Merge changes from topic "fpga_generic" into integration

* changes:
  arm_fpga: Add platform documentation
  arm_fpga: Add post-build linker script
  arm_fpga: Add ROM trampoline
  arm_fpga: Add devicetree file
  arm_fpga: Remove SPE PMU DT node if SPE is not available
  arm_fpga: Adjust GICR size in DT to match number of cores
  fdt: Add function to adjust GICv3 redistributor size
  drivers: arm: gicv3: Allow detecting number of cores
diff --git a/common/fdt_fixup.c b/common/fdt_fixup.c
index 980e60d..a1604e7 100644
--- a/common/fdt_fixup.c
+++ b/common/fdt_fixup.c
@@ -377,3 +377,64 @@
 
 	return offs;
 }
+
+/**
+ * fdt_adjust_gic_redist() - Adjust GICv3 redistributor size
+ * @dtb: Pointer to the DT blob in memory
+ * @nr_cores: Number of CPU cores on this system.
+ * @gicr_frame_size: Size of the GICR frame per core
+ *
+ * On a GICv3 compatible interrupt controller, the redistributor provides
+ * a number of 64k pages per each supported core. So with a dynamic topology,
+ * this size cannot be known upfront and thus can't be hardcoded into the DTB.
+ *
+ * Find the DT node describing the GICv3 interrupt controller, and adjust
+ * the size of the redistributor to match the number of actual cores on
+ * this system.
+ * A GICv4 compatible redistributor uses four 64K pages per core, whereas GICs
+ * without support for direct injection of virtual interrupts use two 64K pages.

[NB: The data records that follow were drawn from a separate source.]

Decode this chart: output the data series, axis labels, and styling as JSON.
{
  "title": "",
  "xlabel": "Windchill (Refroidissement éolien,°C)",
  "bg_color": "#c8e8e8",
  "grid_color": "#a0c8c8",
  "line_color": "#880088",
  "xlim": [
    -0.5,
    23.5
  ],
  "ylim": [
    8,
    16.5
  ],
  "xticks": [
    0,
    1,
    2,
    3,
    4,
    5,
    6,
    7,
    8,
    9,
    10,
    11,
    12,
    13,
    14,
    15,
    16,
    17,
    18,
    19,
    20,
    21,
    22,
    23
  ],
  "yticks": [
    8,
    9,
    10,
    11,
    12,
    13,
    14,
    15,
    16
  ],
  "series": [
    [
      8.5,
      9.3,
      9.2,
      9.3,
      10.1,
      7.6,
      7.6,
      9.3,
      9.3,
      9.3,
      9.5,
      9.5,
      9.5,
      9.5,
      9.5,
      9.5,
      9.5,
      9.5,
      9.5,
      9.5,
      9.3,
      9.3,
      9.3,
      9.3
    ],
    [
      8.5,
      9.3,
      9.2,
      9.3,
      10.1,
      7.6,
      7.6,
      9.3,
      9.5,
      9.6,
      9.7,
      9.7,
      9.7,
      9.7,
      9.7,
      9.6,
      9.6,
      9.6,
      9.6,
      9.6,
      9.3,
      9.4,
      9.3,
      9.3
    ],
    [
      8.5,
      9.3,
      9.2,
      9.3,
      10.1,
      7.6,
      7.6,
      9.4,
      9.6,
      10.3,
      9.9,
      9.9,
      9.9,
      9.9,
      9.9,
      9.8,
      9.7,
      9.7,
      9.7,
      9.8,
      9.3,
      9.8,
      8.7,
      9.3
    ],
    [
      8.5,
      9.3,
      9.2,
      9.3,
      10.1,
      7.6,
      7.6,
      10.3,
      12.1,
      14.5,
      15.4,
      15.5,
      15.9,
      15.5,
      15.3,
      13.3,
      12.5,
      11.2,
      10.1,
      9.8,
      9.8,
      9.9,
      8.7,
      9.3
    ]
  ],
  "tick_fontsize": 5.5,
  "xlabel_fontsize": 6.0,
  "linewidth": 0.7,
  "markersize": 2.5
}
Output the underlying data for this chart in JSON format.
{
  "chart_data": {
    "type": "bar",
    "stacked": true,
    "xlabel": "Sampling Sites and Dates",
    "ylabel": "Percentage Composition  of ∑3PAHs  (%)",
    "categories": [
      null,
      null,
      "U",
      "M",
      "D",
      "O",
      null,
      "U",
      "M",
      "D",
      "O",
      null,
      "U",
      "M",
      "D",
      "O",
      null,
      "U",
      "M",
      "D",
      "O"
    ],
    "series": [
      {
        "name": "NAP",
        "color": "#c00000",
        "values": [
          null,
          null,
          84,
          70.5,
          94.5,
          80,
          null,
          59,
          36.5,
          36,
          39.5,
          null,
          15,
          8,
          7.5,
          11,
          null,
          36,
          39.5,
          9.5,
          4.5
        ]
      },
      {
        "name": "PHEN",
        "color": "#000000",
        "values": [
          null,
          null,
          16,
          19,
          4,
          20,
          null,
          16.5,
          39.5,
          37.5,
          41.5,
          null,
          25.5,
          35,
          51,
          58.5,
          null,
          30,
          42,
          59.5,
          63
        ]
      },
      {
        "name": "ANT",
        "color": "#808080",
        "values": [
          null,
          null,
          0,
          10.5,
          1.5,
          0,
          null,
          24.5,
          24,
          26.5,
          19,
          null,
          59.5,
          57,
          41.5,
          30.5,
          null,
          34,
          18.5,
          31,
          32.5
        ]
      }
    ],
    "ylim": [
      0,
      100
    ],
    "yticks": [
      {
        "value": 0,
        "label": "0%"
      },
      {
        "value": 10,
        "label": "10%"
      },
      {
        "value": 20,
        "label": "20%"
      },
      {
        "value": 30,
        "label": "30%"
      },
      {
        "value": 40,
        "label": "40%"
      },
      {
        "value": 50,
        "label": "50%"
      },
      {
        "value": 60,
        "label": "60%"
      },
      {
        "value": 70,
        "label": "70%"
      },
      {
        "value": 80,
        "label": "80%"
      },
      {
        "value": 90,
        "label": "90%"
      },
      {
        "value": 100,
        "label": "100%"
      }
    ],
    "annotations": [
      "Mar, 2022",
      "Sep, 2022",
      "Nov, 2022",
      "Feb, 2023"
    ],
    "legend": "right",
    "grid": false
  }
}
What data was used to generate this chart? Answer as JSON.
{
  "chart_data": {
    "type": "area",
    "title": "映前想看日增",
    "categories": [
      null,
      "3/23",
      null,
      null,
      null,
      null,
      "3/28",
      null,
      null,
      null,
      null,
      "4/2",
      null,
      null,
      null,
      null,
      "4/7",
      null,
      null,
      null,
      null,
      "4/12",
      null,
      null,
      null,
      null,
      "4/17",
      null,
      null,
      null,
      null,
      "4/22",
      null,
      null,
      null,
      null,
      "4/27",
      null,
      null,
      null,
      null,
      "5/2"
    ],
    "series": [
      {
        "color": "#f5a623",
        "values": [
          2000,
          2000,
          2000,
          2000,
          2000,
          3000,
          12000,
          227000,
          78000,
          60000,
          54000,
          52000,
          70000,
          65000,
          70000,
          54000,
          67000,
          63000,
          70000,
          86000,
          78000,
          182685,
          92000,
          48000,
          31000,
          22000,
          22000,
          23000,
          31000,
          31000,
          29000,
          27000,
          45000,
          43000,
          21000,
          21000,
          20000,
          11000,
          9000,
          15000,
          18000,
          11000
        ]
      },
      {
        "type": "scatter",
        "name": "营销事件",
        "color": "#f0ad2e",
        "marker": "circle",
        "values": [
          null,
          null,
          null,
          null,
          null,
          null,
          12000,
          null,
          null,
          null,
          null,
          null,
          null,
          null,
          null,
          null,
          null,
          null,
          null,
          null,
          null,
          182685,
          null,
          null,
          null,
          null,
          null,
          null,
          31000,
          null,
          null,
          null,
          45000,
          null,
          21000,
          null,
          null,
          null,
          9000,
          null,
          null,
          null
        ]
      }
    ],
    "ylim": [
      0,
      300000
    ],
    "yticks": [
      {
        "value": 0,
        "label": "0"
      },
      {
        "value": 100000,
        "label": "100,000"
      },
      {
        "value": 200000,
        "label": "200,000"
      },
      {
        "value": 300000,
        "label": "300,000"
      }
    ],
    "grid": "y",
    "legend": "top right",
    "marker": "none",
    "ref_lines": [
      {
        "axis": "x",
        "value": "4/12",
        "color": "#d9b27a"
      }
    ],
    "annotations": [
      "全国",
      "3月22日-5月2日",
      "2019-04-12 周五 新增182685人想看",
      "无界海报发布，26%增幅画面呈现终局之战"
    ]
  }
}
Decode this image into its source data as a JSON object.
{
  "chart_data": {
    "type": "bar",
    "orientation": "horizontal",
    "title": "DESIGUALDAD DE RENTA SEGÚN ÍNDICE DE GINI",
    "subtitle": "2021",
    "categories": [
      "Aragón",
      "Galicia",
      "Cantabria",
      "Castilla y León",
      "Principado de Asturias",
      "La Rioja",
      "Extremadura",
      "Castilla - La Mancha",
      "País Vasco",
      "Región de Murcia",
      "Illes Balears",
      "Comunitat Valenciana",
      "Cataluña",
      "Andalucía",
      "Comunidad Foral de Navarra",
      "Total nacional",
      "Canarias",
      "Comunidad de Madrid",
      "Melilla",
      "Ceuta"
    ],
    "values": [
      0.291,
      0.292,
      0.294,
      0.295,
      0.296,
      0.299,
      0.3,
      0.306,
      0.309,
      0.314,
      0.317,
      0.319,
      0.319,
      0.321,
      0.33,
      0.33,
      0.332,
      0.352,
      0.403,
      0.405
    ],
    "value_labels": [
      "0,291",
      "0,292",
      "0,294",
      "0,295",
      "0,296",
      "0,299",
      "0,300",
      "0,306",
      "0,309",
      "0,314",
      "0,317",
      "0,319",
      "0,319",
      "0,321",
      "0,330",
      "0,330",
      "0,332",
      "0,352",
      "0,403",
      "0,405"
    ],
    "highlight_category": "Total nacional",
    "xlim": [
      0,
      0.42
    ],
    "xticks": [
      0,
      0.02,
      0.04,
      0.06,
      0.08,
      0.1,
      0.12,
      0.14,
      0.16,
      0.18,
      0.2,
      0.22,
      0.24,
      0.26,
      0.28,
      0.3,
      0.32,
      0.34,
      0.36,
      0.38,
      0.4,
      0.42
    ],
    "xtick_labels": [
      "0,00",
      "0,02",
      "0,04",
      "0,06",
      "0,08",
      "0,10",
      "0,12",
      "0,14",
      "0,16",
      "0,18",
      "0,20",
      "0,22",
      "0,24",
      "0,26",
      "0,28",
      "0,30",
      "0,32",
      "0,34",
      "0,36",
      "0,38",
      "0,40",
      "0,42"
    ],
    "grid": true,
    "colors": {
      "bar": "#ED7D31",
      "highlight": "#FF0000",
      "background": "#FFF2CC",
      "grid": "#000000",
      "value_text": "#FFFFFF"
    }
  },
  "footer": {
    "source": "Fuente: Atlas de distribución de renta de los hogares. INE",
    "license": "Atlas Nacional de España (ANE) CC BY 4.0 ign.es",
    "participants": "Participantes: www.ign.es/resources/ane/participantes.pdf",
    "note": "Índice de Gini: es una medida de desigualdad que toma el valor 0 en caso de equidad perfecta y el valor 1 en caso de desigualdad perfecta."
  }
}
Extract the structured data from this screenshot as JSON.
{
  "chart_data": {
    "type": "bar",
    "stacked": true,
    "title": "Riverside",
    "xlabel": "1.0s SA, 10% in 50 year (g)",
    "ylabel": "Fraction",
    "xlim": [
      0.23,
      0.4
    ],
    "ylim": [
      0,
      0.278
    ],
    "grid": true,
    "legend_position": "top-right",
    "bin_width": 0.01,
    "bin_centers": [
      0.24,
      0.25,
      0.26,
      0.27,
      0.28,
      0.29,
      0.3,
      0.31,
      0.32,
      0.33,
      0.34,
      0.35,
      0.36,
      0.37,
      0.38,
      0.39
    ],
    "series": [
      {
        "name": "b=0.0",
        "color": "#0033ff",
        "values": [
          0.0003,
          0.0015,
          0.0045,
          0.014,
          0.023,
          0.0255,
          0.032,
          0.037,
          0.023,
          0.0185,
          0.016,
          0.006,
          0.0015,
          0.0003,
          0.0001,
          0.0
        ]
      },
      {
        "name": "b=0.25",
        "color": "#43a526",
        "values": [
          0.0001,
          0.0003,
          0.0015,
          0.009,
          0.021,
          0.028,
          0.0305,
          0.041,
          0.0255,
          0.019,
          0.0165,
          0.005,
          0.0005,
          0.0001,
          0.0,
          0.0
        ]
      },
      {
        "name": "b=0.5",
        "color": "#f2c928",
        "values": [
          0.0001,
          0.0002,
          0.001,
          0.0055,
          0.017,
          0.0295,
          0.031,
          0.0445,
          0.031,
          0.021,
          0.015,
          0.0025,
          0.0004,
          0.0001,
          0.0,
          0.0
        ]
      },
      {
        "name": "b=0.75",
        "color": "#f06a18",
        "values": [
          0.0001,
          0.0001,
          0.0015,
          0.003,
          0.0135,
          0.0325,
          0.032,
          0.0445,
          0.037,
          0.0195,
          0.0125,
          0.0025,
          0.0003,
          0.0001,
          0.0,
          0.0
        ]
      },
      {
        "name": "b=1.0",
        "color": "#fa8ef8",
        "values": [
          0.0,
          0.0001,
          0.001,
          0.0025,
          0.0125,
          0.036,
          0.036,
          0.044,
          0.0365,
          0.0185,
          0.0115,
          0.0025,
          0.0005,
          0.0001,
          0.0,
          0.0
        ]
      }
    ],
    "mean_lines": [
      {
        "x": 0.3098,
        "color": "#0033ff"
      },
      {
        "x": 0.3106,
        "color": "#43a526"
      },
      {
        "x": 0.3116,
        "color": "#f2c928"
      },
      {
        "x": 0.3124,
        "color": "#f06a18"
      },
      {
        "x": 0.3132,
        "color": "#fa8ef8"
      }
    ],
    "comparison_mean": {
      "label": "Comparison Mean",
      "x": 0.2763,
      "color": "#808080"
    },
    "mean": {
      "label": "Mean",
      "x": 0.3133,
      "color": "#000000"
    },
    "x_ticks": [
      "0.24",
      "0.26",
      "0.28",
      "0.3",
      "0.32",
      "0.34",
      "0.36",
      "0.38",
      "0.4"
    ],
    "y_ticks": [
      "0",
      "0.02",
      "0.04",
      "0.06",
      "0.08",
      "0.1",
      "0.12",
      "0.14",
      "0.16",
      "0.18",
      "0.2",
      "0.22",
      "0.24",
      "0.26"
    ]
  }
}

+ * The @gicr_frame_size parameter should be 262144 and 131072, respectively.
+ *
+ * Return: 0 on success, negative error value otherwise.
+ */
+int fdt_adjust_gic_redist(void *dtb, unsigned int nr_cores,
+			  unsigned int gicr_frame_size)
+{
+	int offset = fdt_node_offset_by_compatible(dtb, 0, "arm,gic-v3");
+	uint64_t redist_size_64;
+	uint32_t redist_size_32;
+	void *val;
+	int parent;
+	int ac, sc;
+
+	if (offset < 0) {
+		return offset;
+	}
+
+	parent = fdt_parent_offset(dtb, offset);
+	if (parent < 0) {
+		return parent;
+	}
+	ac = fdt_address_cells(dtb, parent);
+	sc = fdt_size_cells(dtb, parent);
+	if (ac < 0 || sc < 0) {
+		return -EINVAL;
+	}
+
+	if (sc == 1) {
+		redist_size_32 = cpu_to_fdt32(nr_cores * gicr_frame_size);
+		val = &redist_size_32;
+	} else {
+		redist_size_64 = cpu_to_fdt64(nr_cores * gicr_frame_size);
+		val = &redist_size_64;
+	}
+
+	/*
+	 * The redistributor is described in the second "reg" entry.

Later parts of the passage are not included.